After residency at Northwestern, where she served as chief administrative resident, Suleiman completed a fellowship in Adult Hip and Knee Reconstruction and Replacement at Rush University Medical Center. She returned to Northwestern as an associate professor in fall 2018.
As the first African-American woman on faculty in orthopaedics at Northwestern, Suleiman recognizes the role she can play in helping to bring more women into the field — especially as a surgeon who specializes in hip and knee reconstruction, an area considered to be the most male-dominated subspecialty of orthopaedics.
“I reach out to female medical students to come shadow me in clinic and in my operating room,” Suleiman. “The job description of hip and knee replacement surgery can be pretty physical, which is why I think women can be discouraged from going into it. But I’m 5’8’’. I’m not a large individual. And I want female medical students to see that if I can do the surgery, they can do the surgery, too.”
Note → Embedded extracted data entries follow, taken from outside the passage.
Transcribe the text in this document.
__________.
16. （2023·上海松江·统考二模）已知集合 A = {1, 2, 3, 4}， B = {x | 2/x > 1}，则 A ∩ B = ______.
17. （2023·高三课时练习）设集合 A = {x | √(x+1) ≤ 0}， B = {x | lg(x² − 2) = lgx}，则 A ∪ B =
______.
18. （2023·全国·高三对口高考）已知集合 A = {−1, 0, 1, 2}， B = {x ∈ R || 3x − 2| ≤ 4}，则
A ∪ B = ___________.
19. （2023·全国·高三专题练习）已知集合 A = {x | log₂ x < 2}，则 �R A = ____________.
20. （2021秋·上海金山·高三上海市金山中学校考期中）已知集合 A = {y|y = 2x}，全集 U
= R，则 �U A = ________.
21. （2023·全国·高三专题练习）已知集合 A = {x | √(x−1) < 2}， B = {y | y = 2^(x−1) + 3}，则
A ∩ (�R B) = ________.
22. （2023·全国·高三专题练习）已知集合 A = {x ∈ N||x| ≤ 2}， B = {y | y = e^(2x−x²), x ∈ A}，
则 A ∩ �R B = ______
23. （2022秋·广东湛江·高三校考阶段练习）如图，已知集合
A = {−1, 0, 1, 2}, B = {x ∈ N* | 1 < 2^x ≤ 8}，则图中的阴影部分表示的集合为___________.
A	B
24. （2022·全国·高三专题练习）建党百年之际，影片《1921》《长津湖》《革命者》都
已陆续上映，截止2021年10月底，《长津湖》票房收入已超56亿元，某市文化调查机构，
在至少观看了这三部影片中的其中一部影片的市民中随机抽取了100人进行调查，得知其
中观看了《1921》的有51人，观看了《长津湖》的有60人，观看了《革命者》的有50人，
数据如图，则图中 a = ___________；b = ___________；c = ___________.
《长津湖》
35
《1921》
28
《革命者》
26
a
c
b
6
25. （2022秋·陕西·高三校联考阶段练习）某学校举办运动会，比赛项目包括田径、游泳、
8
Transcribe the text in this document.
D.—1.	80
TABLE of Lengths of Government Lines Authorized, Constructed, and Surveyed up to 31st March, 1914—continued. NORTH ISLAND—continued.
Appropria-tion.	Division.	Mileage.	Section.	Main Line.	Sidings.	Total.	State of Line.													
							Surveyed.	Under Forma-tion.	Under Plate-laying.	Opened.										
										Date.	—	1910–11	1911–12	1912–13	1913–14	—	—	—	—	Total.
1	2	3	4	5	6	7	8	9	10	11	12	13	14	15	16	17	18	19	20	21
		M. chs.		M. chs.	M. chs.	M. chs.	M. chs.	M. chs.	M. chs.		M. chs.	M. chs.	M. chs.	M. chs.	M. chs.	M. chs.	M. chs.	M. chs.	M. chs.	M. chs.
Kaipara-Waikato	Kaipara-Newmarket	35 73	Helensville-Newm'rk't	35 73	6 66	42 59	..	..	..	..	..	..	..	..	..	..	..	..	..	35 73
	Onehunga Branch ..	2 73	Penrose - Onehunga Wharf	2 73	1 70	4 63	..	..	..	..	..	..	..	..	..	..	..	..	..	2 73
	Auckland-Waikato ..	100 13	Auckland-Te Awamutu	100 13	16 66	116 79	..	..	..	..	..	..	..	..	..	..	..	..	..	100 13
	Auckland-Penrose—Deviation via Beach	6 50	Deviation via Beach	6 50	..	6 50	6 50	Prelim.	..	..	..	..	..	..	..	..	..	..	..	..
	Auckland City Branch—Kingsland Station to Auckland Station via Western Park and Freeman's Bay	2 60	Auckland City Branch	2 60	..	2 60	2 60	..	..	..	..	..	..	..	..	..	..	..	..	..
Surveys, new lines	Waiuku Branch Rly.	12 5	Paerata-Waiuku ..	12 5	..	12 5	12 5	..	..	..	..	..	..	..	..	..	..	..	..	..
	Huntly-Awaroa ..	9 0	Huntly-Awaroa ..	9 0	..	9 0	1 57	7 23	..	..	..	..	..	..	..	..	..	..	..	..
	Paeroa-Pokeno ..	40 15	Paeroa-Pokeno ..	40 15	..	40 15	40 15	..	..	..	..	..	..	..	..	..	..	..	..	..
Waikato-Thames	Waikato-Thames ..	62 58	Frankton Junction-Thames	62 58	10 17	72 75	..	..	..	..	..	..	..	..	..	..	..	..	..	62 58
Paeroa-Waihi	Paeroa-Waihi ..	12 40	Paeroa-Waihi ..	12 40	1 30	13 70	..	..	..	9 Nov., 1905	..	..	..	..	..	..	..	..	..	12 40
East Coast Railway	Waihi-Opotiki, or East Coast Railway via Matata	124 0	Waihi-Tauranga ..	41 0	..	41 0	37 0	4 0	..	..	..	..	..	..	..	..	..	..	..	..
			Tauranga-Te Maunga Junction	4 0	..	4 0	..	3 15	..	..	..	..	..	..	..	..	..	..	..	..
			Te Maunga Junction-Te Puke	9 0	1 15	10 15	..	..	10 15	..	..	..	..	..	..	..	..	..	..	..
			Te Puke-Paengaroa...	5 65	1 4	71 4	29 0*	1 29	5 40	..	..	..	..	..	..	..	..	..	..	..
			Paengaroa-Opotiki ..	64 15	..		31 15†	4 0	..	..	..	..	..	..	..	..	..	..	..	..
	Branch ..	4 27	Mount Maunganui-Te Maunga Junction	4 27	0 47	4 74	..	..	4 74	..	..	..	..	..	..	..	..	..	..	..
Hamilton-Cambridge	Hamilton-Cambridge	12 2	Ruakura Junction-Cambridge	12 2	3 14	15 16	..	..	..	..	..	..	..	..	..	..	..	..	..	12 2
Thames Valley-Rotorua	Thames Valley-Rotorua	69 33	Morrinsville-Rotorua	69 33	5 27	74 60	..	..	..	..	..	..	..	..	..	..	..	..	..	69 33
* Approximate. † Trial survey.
This fall, Suleiman was named director of diversity and inclusion at the McGaw Medical Center of Northwestern University. She is also a health policy fellow of the American Association of Hip and Knee Surgeons, which is actively working to recruit more women to the field through early exposure of medical students and residents.
“What I enjoy about orthopaedics is that we truly make a functional impact on people’s day-to-day life — and that functional change impacts the entire body and soul,” Suleiman said. “As a medical student, that’s what first attracted me to orthopaedics. You get to go home that day and think, I really changed someone’s life. And that’s what medicine’s really all about.”